Saturday, May 14, 2016

Structured Streaming for Lambda Architecture in Spark But Have To Wait For It

Some have the misconception that Lambda Architecture just means you have separate paths for batch and realtime. They miss a key part of Lambda Architecture: the ability to query a unified view of both batch and realtime.
Structured Streaming, also known as Structured Dataframes, will provide a critical piece: the ability to stream directly into a Dataframe, which can then of course be queried with SQL.

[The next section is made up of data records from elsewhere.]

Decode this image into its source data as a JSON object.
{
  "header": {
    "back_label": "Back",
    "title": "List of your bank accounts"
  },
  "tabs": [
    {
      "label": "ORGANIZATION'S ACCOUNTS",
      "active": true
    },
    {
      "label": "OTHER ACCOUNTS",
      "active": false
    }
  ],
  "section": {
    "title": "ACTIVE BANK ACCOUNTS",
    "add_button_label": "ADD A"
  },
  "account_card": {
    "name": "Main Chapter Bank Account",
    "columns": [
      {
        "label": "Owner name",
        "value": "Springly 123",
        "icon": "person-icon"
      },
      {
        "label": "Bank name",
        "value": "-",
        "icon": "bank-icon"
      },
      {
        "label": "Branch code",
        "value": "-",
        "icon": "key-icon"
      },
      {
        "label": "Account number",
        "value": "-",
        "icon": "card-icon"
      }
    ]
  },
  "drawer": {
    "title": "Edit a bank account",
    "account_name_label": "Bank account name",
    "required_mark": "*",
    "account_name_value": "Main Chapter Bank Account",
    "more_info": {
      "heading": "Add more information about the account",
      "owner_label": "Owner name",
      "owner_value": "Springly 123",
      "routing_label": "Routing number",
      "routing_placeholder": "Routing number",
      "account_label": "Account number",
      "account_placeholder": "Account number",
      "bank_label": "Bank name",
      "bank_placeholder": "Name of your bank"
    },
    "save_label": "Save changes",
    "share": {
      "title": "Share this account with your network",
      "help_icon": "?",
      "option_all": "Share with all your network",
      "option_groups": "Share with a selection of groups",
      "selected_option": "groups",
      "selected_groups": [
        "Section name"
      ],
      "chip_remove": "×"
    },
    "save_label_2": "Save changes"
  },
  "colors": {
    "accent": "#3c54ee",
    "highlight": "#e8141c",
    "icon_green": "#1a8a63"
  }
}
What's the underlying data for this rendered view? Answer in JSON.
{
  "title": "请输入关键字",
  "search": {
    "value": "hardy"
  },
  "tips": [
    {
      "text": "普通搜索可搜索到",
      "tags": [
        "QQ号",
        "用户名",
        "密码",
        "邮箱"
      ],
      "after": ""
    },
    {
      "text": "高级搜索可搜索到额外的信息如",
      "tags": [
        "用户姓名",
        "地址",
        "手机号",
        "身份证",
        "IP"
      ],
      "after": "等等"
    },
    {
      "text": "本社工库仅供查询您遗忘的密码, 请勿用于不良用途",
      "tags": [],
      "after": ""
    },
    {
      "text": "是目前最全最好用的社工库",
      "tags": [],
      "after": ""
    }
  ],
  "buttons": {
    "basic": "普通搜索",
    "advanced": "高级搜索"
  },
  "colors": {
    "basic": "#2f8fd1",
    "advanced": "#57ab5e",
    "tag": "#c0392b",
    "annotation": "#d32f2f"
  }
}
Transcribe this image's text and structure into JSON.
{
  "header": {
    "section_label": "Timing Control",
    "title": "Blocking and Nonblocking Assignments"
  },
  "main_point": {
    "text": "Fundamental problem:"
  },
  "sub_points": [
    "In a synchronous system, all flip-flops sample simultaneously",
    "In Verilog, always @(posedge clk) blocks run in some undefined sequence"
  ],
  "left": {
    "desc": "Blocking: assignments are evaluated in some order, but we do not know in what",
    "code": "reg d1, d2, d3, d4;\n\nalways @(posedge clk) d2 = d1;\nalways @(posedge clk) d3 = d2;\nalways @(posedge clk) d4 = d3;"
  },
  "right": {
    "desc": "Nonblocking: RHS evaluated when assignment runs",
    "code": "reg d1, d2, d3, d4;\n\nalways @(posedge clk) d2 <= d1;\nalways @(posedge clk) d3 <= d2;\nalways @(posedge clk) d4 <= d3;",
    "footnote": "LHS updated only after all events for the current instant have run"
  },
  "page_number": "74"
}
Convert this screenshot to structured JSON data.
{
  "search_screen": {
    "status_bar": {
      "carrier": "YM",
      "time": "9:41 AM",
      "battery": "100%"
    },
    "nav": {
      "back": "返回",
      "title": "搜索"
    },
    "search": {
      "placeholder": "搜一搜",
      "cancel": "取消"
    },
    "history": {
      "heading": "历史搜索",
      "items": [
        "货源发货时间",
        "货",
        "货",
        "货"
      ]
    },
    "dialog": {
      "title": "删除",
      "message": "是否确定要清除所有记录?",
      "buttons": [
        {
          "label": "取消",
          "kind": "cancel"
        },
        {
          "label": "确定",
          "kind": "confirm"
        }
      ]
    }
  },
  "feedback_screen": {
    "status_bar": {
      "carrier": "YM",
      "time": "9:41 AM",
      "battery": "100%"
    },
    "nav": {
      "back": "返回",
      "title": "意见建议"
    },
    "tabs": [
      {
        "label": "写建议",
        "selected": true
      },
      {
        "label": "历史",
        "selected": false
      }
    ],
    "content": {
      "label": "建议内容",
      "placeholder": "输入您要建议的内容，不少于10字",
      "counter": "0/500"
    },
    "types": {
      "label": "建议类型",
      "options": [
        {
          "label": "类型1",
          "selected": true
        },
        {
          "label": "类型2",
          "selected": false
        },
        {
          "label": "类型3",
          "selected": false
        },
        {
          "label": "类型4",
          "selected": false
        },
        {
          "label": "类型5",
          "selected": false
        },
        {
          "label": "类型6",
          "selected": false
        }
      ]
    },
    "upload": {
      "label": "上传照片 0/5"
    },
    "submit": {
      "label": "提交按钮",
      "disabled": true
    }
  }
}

To provide the unified view, it will probably be possible to join such a Streaming Dataframe containing the realtime data with an ORC-backed Dataframe containing the historical data. However, as of today (May 14, 2016), the only two data sources available to populate a Streaming Dataframe are memory and file. Notably absent are streaming sources such as Apache Kafka, and last week Michael Armbrust indicated support for non-file data sources might come after Spark 2.0. And then this week Reynold Xin advised:
stay tuned to this blog for more details on Structured Streaming in Spark 2.0, including details on what is possible in this release and what is on the roadmap for the near future
There are still key adds in Spark 2.0: full SQL support including subqueries, and yet another 10x performanceimprovement due to "Tungsten 2.0" (on top of the 2x-10x improvement Tungsten brought over Spark 1.4, 1.5, and 1.6). Currently, Druid is still the reigning champ when it comes to Lambda in a Box. But Spark will likely take that crown before the end of this year.